Lightweight telemetry: count queries per task, calculate duration distributions, and quickly spot recurring errors.
export IGLOO_MCP_QUERY_HISTORY=./igloo_query_history.jsonl
Example lines (one JSON object per line):
{"ts": 1737412345, "status": "success", "profile": "quickstart", "statement_preview": "SELECT * FROM customers LIMIT 10", "rowcount": 10, "timeout_seconds": 30, "overrides": {"warehouse": "COMPUTE_WH"}, "query_id": "01a1b2c3d4", "duration_ms": 142, "reason": "Explore sample customers"}
{"ts": 1737412399, "status": "timeout", "profile": "quickstart", "statement_preview": "SELECT * FROM huge_table WHERE date >= '2024-01-01'", "timeout_seconds": 30, "overrides": {"warehouse": "COMPUTE_WH"}, "error": "Query execution exceeded timeout and was cancelled"}
{"ts": 1737412468, "status": "error", "profile": "quickstart", "statement_preview": "SELECT * FROM missing_table", "timeout_seconds": 30, "overrides": {}, "error": "Object 'MISSING_TABLE' does not exist."}
I pushed the boundaries to see where agent capabilities currently end. The biggest revelation was that agents cannot be trivially parallelized on large codebases. It requires thoughtful planning, and there are not yet great solutions to monitor multiple agents working on different things. However, there are promising products like Claude Subagents and Zed CLI CRDTs (Conflict free Replicated Data Types).

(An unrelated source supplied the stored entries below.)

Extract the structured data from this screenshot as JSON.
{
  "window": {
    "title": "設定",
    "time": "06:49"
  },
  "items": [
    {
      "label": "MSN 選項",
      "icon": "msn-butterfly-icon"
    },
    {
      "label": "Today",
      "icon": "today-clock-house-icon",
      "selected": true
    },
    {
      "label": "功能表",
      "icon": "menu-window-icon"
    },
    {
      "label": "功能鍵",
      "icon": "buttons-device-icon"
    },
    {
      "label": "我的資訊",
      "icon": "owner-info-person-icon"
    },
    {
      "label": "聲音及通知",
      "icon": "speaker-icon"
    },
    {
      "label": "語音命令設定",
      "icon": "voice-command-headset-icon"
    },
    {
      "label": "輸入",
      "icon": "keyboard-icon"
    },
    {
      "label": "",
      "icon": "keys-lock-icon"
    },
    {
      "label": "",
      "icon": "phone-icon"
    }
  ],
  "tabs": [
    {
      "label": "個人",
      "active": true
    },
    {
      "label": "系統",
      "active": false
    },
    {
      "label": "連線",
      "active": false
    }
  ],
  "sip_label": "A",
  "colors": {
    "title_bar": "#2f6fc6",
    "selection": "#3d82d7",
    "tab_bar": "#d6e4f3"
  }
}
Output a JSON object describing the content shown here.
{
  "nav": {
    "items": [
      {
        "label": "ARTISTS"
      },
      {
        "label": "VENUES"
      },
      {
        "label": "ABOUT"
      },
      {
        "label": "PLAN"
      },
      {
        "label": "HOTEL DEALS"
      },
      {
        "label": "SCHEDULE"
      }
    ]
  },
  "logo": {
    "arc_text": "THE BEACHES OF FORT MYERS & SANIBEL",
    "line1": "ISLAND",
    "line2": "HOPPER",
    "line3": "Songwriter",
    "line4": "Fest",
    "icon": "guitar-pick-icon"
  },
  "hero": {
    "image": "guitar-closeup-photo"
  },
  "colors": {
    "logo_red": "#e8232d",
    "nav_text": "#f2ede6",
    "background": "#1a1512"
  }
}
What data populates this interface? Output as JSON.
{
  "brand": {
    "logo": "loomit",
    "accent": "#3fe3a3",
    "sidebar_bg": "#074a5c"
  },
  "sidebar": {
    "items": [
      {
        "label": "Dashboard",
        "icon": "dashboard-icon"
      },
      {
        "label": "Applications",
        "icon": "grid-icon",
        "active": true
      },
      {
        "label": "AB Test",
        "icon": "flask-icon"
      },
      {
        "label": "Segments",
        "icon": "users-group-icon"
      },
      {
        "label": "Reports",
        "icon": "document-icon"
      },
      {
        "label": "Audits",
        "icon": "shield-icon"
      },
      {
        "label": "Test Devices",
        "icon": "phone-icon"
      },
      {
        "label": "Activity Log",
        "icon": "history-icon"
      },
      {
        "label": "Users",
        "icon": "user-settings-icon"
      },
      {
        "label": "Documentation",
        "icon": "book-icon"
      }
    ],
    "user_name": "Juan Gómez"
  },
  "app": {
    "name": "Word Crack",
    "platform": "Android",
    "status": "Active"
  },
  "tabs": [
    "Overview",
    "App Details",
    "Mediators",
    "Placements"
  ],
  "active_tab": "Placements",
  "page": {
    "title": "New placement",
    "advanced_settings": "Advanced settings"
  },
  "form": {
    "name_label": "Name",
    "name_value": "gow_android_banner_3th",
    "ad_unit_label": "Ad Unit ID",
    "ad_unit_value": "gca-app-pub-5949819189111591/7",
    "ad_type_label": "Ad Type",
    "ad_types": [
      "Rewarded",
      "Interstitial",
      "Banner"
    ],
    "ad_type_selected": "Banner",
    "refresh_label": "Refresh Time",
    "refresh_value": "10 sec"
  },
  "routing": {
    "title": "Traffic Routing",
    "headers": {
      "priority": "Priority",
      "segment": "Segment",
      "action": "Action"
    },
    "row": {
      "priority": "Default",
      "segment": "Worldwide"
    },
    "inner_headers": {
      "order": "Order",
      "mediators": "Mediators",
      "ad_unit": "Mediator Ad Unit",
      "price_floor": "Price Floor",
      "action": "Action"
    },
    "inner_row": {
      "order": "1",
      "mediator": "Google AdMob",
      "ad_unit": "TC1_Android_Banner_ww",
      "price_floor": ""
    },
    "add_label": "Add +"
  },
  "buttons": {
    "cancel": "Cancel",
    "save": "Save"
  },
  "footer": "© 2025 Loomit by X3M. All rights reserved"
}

Another limitation is the human ability to keep up with multiple agents' work. That said, it feels like more parallel autonomous agents are getting closer, and I am looking forward to seeing more of this soon.
A large refactor cut the codebase from more than 20k LOC to less than 5k LOC; repo wide renaming required multiple assistive passes.
I will keep iterating on igloo-mcp to continue learning how to build strong MCP tools and what does and does not work in practice for different workflows. For instance, I am doing heavy quantitative research and I am exploring a cache for the execute_query tool and richer query history features (per‑project grouping, rotation, and search) on top of the current JSONL history.
The other angle is that I find it useful to hand pick issues by defining the problem and desired result, then have the LLM write a more in depth issue and eventually fix it and open a PR. As a result, I spend more time as a product manager and power user of my own work while delegating more boilerplate aspects of development to different agents in the background.